Yael Bartana

'Yael Bartana. WHAT IF WOMEN RULED THE WORLD? Part 2' ( Group Show), National Museum of Contemporary Art Athens
March 8 – November 27, 2024

Exhibitions cycle: WHAT IF WOMEN RULED THE WORLD? Part 2

 

YAEL BARTANA. WHAT IF WOMEN RULED THE WORLD

March 8 - November 10, 2024

ΕΜΣΤ North and south facades 

 

Over the past twenty years, Yael Bartana has developed an artistic practice that utilises mainly video and the moving image in order to investigate lesser-known aspects of history, as well as events that shaped collective identities and subjectivities. Her video installations are based on or make reference to historical political speeches, demonstrations, activism and other events from the present or the recent past, which are narrated, recorded, re-enacted or adapted in order to critically evaluate their impact.

 

Aside from her distinctive audio-visual practice, Yael Bartana creates neon light installations where quotes, statements and slogans are articulated as sculptural manifestations while retaining their symbolic reference to a yet-to-be-realised political vision.

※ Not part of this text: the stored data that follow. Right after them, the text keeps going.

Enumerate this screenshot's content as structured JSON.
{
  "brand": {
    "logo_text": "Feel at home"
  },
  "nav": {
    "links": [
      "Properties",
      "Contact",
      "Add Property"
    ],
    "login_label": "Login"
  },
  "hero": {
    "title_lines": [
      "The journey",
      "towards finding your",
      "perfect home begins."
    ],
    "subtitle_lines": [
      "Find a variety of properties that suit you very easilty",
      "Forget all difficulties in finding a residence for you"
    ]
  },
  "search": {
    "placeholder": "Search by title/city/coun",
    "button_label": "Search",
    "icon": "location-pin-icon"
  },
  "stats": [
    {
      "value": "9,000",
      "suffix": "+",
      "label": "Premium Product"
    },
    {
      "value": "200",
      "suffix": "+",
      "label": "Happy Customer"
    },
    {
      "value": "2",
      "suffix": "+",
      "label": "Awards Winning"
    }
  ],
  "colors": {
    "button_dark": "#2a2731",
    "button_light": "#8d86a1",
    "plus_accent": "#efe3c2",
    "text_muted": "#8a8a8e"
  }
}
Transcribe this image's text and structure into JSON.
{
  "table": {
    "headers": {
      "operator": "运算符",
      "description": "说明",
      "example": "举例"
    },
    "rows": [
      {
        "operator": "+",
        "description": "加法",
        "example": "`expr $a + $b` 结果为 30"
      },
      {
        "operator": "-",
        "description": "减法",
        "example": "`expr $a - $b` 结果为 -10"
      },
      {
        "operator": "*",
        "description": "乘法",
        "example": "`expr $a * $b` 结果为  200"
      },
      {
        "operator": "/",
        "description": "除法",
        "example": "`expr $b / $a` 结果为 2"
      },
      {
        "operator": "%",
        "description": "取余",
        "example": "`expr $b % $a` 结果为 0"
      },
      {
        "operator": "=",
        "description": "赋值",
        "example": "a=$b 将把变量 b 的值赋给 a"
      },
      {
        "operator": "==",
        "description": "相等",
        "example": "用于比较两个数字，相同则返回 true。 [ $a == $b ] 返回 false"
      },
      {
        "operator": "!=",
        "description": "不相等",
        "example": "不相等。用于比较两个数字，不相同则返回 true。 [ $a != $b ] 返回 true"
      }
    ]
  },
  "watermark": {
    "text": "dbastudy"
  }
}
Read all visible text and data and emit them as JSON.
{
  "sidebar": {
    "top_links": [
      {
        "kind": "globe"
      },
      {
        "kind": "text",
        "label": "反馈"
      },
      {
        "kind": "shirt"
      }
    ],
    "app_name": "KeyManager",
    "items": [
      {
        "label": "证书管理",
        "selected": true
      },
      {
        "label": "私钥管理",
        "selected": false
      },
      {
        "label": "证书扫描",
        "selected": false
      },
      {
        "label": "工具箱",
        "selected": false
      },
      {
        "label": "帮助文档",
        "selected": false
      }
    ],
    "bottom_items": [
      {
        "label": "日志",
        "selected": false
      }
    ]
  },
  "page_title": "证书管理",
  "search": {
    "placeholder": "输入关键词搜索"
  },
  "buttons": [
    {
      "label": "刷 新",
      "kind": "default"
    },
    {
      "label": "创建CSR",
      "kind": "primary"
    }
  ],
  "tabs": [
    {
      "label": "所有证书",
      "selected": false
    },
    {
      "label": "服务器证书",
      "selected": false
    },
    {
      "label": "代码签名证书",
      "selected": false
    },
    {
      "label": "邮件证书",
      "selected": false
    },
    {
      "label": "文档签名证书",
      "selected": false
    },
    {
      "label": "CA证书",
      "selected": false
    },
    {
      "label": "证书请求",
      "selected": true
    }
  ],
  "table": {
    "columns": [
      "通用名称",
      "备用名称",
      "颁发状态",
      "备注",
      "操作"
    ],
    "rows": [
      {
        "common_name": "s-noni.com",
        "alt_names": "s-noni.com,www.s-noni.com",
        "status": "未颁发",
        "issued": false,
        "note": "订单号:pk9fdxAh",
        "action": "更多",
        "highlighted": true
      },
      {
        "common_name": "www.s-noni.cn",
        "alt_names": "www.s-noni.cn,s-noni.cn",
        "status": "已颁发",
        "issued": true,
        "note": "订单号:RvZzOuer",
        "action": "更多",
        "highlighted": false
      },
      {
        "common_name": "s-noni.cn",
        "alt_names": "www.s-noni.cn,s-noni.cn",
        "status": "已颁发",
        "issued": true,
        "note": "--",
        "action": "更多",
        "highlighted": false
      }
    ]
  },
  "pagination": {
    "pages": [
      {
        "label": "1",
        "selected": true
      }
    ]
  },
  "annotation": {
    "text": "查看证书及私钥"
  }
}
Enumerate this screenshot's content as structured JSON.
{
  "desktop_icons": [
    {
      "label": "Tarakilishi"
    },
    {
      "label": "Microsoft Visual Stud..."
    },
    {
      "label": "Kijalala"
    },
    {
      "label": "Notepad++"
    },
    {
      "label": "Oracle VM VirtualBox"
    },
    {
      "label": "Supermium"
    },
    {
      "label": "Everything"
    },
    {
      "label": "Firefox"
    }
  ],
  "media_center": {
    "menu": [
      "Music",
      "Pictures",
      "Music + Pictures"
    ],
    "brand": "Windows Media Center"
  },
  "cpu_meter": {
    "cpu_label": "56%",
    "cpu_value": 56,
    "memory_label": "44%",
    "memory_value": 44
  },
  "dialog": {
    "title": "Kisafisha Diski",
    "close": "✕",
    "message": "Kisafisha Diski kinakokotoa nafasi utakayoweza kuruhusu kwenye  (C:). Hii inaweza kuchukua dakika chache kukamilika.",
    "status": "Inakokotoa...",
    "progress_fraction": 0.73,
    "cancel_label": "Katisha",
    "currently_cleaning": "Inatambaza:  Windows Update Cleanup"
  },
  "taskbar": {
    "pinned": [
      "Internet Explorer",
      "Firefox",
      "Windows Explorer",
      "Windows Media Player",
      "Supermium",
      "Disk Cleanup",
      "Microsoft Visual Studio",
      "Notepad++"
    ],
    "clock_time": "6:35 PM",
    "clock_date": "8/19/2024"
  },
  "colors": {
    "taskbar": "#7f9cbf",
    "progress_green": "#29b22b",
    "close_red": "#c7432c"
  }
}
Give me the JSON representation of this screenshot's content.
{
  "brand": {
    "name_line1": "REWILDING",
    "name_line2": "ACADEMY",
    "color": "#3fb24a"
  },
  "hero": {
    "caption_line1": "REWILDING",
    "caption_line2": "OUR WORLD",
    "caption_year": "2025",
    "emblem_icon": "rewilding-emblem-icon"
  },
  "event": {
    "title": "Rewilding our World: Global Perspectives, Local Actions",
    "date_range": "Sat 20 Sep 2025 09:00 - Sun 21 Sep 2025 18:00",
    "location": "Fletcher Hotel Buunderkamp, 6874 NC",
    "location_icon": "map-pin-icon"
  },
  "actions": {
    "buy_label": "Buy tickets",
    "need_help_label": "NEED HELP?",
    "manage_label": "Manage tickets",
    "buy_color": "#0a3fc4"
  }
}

The work What if Women Ruled the World (2016) has been reconstructed as a large-scale outdoor installation, in Greek and English, on the north and south façades of the museum, posing this archetypal question to the passers-by along the Syngrou Avenue thoroughfare.

 

 YAEL BARTANA. TWO MINUTES TO MIDNIGHT

March 8 - November 27, 2024

ΕΜΣΤ Screening Room-Mezzanine

 

ΕΜΣΤ also presents Two Minutes to Midnight (2021), a video based on the two-hour long 2017 performance by Bartana entitled What if Women Ruled the World? In a room that resembles the film set of Stanley Kubrick’s Dr. Strangelove (1964), a possible nuclear threat scenario unfolds. Contrary to the film, the council of the threatened country consists only of women. Specialists, in fields like defence, peaceful activism, philanthropy and politics, investigate ways to de-escalate international crises, contemplate whether it is better to die for an act of peace than survive a pre-emptive killing, and analyse the macho aspects of war, belligerence and territorial behaviour. In this deeply anti-war work, Bartana treats serious issues with humour but also highlights practical ways of dealing with global threats in an alternative to the dominant patriarchal power system. The title of the work refers to the Doomsday clock, a clock devised by scientists as a metaphoric reference to our proximity to the world’s end. When Yael Bartana realised the work, the doomsday clock was just two minutes before midnight. Today, the clock has moved forward to predict that we are now just 90 seconds before the end of the world.